The space allotted for each component remains constant: a layer of little dolls, clay pendants and campaign buttons on the bottom, socks and underwear piled neatly on top, to the left side. A box of bangles and earrings is tucked in one corner, and my abbreviated life file - pictures, poems, papers, letters and memos – spans from the middle of the drawer to the right.

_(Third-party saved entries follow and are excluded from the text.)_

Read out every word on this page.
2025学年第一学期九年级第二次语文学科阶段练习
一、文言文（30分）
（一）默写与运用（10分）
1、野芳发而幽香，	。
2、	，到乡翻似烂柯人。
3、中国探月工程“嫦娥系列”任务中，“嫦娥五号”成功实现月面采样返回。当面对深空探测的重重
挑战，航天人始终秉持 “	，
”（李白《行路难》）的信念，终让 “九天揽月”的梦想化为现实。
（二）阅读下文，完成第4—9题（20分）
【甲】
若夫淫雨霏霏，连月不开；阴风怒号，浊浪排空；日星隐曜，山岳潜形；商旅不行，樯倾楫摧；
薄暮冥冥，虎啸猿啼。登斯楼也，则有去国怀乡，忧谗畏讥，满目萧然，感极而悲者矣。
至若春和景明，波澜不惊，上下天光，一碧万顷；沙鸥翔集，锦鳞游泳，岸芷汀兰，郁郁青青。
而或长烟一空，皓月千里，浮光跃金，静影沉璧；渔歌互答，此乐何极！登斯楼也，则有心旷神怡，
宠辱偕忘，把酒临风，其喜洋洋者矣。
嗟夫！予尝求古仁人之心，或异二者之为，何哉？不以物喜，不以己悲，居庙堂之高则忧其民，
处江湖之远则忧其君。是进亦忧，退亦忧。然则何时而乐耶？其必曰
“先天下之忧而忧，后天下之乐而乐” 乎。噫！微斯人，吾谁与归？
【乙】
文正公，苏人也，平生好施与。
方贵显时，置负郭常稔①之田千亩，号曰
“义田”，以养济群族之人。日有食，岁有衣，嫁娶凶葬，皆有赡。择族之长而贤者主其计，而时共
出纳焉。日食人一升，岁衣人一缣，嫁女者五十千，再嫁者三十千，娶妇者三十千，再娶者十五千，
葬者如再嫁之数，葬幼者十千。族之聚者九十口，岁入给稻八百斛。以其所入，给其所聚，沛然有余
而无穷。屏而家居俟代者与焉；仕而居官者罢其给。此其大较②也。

I trot outside to the garbage bin and shake the wastebasket, upside down. A flurry of faded snapshots, outdated notices and cast-off knick-knacks tumble like blown dandelion weed. I re-think a few items and snatch them back, then turn to admire the forsythia.

1 comment:

Anonymous said...

Dear Lea,

Your beautiful composition reminds me of an excerpt from an Adrienne Rich poem:

Vision begins to happen in such a life
as if a woman quietly walked away
from the argument and jargon in a room
and sitting down in the kitchen, began turning in her lap
bits of yarn, calico and velvet scraps,
laying them out absently on the scrubbed boards
in the lamplight, with small rainbow-colored shells...
Such a composition has nothing to do with eternity,
the striving for greatness, brilliance--
only with the musing of a mind
one with her body, experienced fingers quietly pushing
dark against bright, silk against roughtness,
pulling the tenets of a life together
with no mere will to mastery,
only care...

Thank you for offering your rainbow-colored shells to us with such care.